D’altro canto la determinazione di risoluzione del rapporto contrattuale con l’allontanamento dal cantiere della s.p.a. S.a.i.c.a.m. era direttamente e strettamente consequenziale all' interdittiva prefettizia ed ai suoi mancati aggiornamenti. Infatti, il sistema normativo non offre alle stazioni appaltanti strumenti e capacità per apprezzare la correttezza e la rilevanza antimafia degli elementi e delle indicazioni fornite dalla Prefettura, alla quale spettano le funzioni connesse alla classificazione, analisi, elaborazione e valutazione delle notizie e dei dati specificamente attinenti ai fenomeni di tipo mafioso.

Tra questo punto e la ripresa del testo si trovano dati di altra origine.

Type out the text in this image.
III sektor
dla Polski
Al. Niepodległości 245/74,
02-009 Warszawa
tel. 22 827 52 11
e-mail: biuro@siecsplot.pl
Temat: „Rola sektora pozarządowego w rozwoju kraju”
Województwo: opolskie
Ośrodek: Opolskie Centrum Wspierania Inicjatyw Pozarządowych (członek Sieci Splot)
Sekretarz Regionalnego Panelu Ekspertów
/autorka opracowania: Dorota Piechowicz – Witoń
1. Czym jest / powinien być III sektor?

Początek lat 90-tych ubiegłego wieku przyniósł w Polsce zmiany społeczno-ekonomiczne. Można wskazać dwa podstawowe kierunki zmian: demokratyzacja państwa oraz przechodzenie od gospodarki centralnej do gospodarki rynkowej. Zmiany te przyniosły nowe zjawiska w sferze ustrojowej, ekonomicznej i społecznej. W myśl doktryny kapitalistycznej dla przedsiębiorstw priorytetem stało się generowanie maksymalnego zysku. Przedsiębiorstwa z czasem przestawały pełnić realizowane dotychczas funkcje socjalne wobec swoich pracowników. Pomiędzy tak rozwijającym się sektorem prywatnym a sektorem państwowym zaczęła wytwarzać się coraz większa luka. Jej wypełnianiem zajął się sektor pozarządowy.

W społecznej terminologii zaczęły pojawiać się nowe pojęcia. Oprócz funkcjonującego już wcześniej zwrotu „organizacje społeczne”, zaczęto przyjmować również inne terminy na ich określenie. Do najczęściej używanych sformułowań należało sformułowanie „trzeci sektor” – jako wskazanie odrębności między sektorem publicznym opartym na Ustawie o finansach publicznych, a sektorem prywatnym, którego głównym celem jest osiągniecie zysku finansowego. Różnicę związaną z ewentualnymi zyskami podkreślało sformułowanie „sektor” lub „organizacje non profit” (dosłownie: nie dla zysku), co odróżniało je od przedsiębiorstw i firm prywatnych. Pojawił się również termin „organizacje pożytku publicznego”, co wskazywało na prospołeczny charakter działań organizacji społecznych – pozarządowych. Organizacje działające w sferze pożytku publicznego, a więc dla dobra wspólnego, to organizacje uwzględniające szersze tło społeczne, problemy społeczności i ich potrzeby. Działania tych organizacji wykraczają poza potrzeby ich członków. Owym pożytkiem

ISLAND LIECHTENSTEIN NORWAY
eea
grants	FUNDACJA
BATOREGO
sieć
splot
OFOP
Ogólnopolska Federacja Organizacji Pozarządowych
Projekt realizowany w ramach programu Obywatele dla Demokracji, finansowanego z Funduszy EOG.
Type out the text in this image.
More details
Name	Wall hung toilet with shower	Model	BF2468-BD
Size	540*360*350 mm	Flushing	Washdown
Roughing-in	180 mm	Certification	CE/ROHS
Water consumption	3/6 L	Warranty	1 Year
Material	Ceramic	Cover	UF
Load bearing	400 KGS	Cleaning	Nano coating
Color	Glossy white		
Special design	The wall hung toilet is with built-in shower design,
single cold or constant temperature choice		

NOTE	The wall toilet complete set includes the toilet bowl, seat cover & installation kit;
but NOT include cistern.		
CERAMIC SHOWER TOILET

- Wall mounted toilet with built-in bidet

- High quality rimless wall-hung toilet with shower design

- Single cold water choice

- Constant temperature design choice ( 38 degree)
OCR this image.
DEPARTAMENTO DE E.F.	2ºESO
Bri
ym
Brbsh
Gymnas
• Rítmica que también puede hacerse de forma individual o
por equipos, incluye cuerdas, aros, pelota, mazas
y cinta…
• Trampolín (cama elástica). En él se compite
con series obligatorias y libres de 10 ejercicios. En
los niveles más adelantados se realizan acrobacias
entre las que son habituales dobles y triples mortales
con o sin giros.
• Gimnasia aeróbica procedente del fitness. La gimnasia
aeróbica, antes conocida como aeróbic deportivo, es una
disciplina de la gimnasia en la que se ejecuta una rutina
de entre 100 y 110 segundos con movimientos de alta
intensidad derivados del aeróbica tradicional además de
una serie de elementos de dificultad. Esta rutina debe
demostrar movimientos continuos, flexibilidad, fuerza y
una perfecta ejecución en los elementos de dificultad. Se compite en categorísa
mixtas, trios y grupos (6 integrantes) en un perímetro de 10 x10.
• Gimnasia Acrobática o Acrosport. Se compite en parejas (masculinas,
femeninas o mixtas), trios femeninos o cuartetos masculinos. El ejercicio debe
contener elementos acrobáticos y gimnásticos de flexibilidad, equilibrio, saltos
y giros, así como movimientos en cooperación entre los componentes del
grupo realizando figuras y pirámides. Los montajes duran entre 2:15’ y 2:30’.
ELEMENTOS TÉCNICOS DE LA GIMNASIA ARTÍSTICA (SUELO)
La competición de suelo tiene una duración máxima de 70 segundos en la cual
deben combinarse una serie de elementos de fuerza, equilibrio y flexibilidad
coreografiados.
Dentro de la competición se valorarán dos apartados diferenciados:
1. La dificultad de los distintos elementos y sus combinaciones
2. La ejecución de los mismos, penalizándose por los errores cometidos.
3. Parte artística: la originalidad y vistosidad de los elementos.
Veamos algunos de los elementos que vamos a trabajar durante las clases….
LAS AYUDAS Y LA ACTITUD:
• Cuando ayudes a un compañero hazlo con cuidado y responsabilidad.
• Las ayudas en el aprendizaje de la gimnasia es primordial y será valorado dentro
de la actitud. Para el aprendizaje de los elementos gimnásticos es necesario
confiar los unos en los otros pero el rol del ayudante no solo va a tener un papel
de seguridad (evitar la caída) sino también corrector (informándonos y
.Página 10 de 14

Con l’effetto che l'effettivo ambito della discrezionalità riservata alle stazioni appaltanti ne esce sostanzialmente depotenziato per quanto riguarda i contenuti delle suddette informative, per cui la motivazione del Prefetto sulle controindicazioni di prevenzione rispetto alla criminalità organizzata è normalmente sufficiente a giustificare la determinazione di non proseguire il rapporto contrattuale con un soggetto rispetto al quale si presentano indizi di condizionamento mafioso.

In conclusione vanno pertanto respinte le pretese risarcitorie, peraltro avanzate dalla appellante per lo più in termini generici.

8. In conclusione, in riforma della sentenza di primo grado, l’appello deve essere in parte accolto ed annullati gli atti impugnati in primo grado. Per l’effetto devono essere accolti i due ricorsi di primo grado nn.1955 del 2008 e 2130 del 2009. L’appello deve essere respinto quanto alla domanda risarcitoria.

9. In relazione alla natura e complessità delle questioni trattate sussistono giusti motivi per compensare integralmente spese ed onorari dei due gradi di giudizio.